最高検によると、裁判員裁判判決を破棄し、一部でも無罪とした控訴審判決は初めてとみられる。
森岡裁判長は判決理由で、ホテルに無理やり連れ込まれたという被害者の証言について「やや誇張して述べている可能性がある」と指摘。「ホテルから出られないほどの強制があったとはいえない」として、監禁罪については無罪とした。

この種の事件では、警察からの送致事実のレベルで、監禁、といった罪名がついていることがよくありますが、被害者によくよく聞いてみると、いきなり監禁された、とまでは言えないことがあり、そういった手段的な部分は呑んで、最終的な目的、結果の部分の、本件で言えば強制わいせつ致傷の部分に絞って起訴する、ということが、行われることがあります。全体としては信用できる被害者の供述であっても、部分的には誇張や思い違いがある、といったことは往々にしてあるもので、その辺をうまく切り分けて、固いところで確実に起訴する、ということも、検察官の腕であり、そのためには健全な実務感覚といったものも必要でしょう。
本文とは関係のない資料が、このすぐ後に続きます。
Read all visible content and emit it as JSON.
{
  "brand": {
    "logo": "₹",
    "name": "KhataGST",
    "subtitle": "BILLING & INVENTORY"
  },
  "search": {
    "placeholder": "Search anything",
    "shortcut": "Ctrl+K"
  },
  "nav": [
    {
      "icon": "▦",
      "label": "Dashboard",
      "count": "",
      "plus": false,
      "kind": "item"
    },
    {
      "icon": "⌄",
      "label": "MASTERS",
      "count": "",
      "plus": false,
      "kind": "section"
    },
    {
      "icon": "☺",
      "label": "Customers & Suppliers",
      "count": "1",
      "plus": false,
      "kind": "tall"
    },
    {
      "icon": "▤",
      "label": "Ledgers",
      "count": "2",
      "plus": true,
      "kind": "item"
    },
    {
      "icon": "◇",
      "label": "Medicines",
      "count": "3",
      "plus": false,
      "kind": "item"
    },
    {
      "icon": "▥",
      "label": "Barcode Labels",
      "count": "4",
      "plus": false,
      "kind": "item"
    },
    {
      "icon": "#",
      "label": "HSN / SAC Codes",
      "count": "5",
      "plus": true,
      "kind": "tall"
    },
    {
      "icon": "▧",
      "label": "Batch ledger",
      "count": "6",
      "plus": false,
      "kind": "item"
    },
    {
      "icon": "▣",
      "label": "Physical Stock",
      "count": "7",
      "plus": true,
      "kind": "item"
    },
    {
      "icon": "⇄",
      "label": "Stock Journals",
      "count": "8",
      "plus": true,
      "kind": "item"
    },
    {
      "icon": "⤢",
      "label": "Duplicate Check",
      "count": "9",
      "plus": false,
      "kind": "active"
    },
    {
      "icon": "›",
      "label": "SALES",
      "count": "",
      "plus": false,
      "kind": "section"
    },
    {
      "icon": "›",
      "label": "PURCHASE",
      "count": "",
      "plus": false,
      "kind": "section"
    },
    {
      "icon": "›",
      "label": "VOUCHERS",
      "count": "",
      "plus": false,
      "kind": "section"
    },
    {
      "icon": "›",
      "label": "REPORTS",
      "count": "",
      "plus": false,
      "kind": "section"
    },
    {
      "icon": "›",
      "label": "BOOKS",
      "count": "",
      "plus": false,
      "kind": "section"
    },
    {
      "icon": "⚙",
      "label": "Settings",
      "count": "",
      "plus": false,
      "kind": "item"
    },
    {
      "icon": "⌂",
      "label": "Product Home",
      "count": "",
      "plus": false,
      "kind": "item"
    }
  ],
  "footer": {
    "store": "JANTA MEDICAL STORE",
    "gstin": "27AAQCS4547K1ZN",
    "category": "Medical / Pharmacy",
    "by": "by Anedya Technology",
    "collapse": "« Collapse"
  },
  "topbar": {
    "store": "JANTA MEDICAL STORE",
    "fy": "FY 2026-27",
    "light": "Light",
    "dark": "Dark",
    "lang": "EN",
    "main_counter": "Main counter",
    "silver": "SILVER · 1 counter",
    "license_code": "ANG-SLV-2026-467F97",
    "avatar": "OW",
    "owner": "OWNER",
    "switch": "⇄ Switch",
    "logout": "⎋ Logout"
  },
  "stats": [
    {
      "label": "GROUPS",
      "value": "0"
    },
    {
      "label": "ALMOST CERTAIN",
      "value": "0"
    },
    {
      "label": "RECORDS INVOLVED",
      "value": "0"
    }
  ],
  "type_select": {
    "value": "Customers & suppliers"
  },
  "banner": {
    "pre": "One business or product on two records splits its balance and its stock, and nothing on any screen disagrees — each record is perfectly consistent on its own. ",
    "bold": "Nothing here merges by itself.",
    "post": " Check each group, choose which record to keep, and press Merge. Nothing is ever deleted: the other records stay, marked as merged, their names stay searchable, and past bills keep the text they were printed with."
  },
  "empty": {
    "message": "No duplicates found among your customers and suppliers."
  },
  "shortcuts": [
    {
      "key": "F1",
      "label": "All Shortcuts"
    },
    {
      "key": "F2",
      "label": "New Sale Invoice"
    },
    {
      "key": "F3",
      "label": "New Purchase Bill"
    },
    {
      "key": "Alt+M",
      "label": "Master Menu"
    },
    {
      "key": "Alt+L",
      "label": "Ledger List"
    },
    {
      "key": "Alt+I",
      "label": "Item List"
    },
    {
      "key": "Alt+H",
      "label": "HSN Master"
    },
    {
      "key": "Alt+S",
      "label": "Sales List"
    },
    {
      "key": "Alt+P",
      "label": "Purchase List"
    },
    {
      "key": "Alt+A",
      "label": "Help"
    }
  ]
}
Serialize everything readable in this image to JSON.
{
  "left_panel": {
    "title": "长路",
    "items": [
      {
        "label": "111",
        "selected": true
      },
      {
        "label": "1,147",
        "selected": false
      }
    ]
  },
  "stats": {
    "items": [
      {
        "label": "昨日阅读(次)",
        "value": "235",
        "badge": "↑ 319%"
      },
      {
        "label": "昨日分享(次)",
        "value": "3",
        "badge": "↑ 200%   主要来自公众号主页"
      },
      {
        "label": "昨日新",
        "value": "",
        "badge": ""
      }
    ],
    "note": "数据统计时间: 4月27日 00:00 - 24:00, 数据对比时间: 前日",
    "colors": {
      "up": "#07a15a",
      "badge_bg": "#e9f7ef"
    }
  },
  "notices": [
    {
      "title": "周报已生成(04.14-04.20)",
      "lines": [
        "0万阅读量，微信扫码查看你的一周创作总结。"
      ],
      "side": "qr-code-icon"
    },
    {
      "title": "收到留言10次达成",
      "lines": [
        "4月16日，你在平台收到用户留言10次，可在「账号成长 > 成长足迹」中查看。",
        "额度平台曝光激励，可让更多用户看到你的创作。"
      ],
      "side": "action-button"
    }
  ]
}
証拠関係がわからないので、印象論になってしまいますが、そういった検察官の腕、スキルが、落ちてきているのかな、という印象は受けるものがあります。無罪になった、灰色無罪だ、裁判所や弁護士が悪いんだ、といった安易な片付け方をせず、捜査の在り方、起訴の在り方といったことについて、きちんと検証し、今後に生かしてほしいという気がします。